Ó Cualann co-op house sold at discount for €170,000 now on market for €250,000

A three-bedroom house, built in 2018 as part of an affordable-housing scheme for low and middle income workers in north Dublin, is being offered for sale on the private market at a mark-up of almost 50 per cent.

Housing co-operative Ó Cualann Cohousing Alliance built the estate of 49 houses at Baile na Laochra in Ballymun with prices coming in about 30 per cent below market value.

At the time it was the only affordable housing scheme open in the country and the then minister for housing, Eoghan Murphy, said the estate was being used as a model for the development of a new State-backed affordable-housing scheme.

A three-bed house in Baile na Laochra, sold by Ó Cualann for €170,000 three years ago, has in recent days been put on the market with a guide price of €250,000. Unlike the original purchasers, potential buyers will not have to comply with any affordable-housing eligibility criteria.


Mortgage approval

To be eligible to buy the Ó Cualann houses in 2017 and 2018, single buyers had to have an income below €59,000 and couples a combined income under €79,000. A 10 per cent deposit was required, as well as mortgage approval for the remaining sum. Buyers also had to become members of the co-op.

Homeowners selling within 10 years are expected to pay a clawback fee to the co-op related to the discount on the purchase price.

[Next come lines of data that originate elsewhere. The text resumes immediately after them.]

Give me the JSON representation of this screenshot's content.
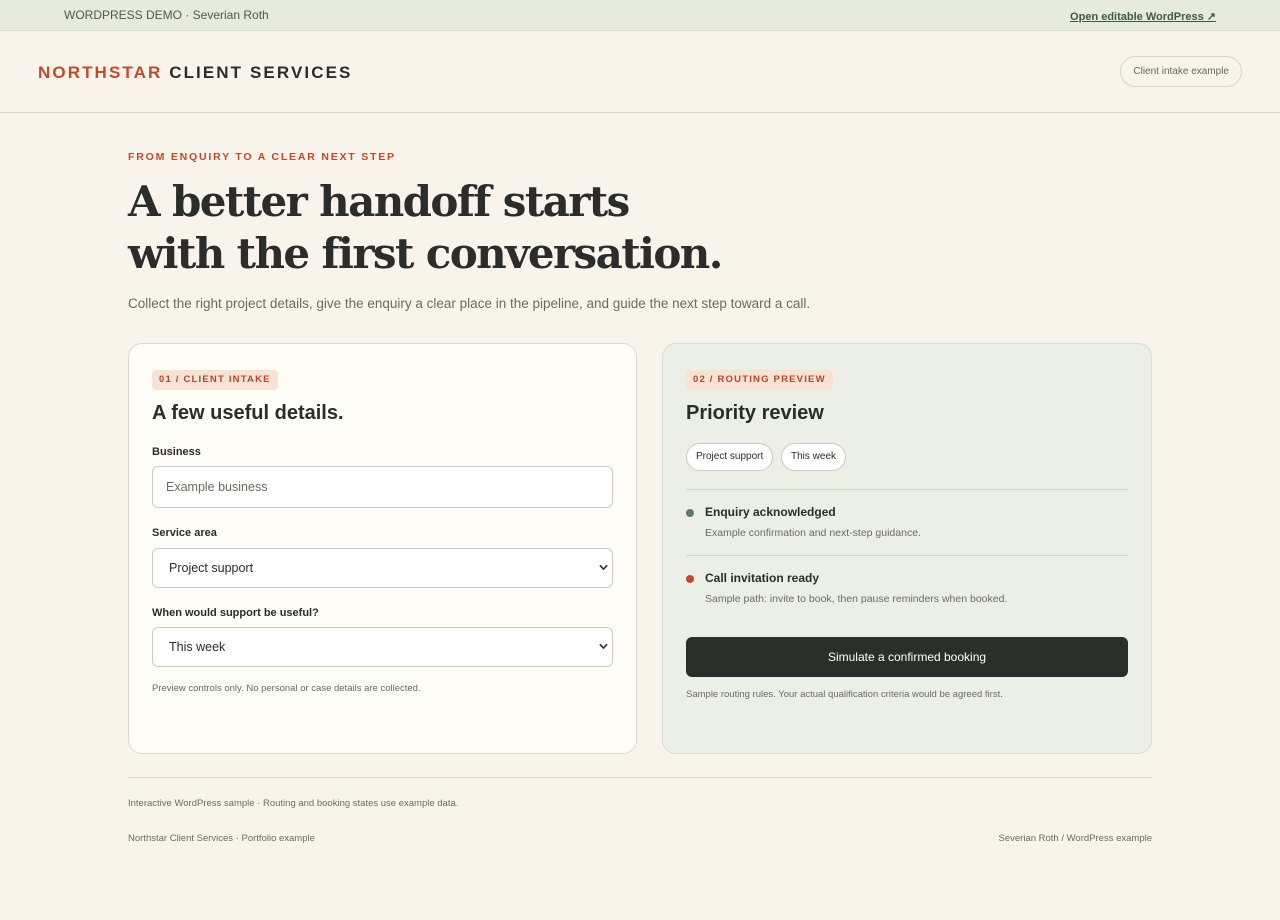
{
  "topbar": {
    "demo_label": "WORDPRESS DEMO · Severian Roth",
    "editable_link": "Open editable WordPress ↗"
  },
  "header": {
    "brand_accent": "NORTHSTAR",
    "brand_rest": "CLIENT SERVICES",
    "pill_label": "Client intake example"
  },
  "hero": {
    "eyebrow": "FROM ENQUIRY TO A CLEAR NEXT STEP",
    "title_line1": "A better handoff starts",
    "title_line2": "with the first conversation.",
    "lede": "Collect the right project details, give the enquiry a clear place in the pipeline, and guide the next step toward a call."
  },
  "intake": {
    "tag": "01 / CLIENT INTAKE",
    "title": "A few useful details.",
    "business_label": "Business",
    "business_placeholder": "Example business",
    "service_label": "Service area",
    "service_value": "Project support",
    "timing_label": "When would support be useful?",
    "timing_value": "This week",
    "note": "Preview controls only. No personal or case details are collected."
  },
  "routing": {
    "tag": "02 / ROUTING PREVIEW",
    "title": "Priority review",
    "chips": [
      "Project support",
      "This week"
    ],
    "steps": [
      {
        "title": "Enquiry acknowledged",
        "desc": "Example confirmation and next-step guidance.",
        "color": "#5f7a63"
      },
      {
        "title": "Call invitation ready",
        "desc": "Sample path: invite to book, then pause reminders when booked.",
        "color": "#bf4a2c"
      }
    ],
    "cta": "Simulate a confirmed booking",
    "footnote": "Sample routing rules. Your actual qualification criteria would be agreed first."
  },
  "footer": {
    "note": "Interactive WordPress sample · Routing and booking states use example data.",
    "left": "Northstar Client Services · Portfolio example",
    "right": "Severian Roth / WordPress example"
  },
  "colors": {
    "accent": "#bf4a2c",
    "dark": "#2b2f2b",
    "page_bg": "#f8f4ec",
    "routing_bg": "#ecefe5"
  }
}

The three-bedroom house now on the market would be the first to be sold on privately since the estate was built. In the case of this house, it is understood the clawback would be in the region of €44,000, which Ó Cualann would use to repay Dublin City Council for the cost of the site.

The council sold the land to the co-op for €1,000 per house plot. On the open market the same plots would have cost up to €30,000. The council also waived the development levies of €86.40 per square metre.


Ó Cualann chief executive Hugh Brennan said there was nothing to prevent all of the houses in the estate being sold privately.

“It is one of the drawbacks of the scheme. Our preferred method would have been for houses to be sold directly back to the co-op, then we could sell them on to other eligible affordable housing purchasers.”

However, he added, mortgage lenders were not willing to agree to this restriction on future sales.

The seller of the house was not available for comment.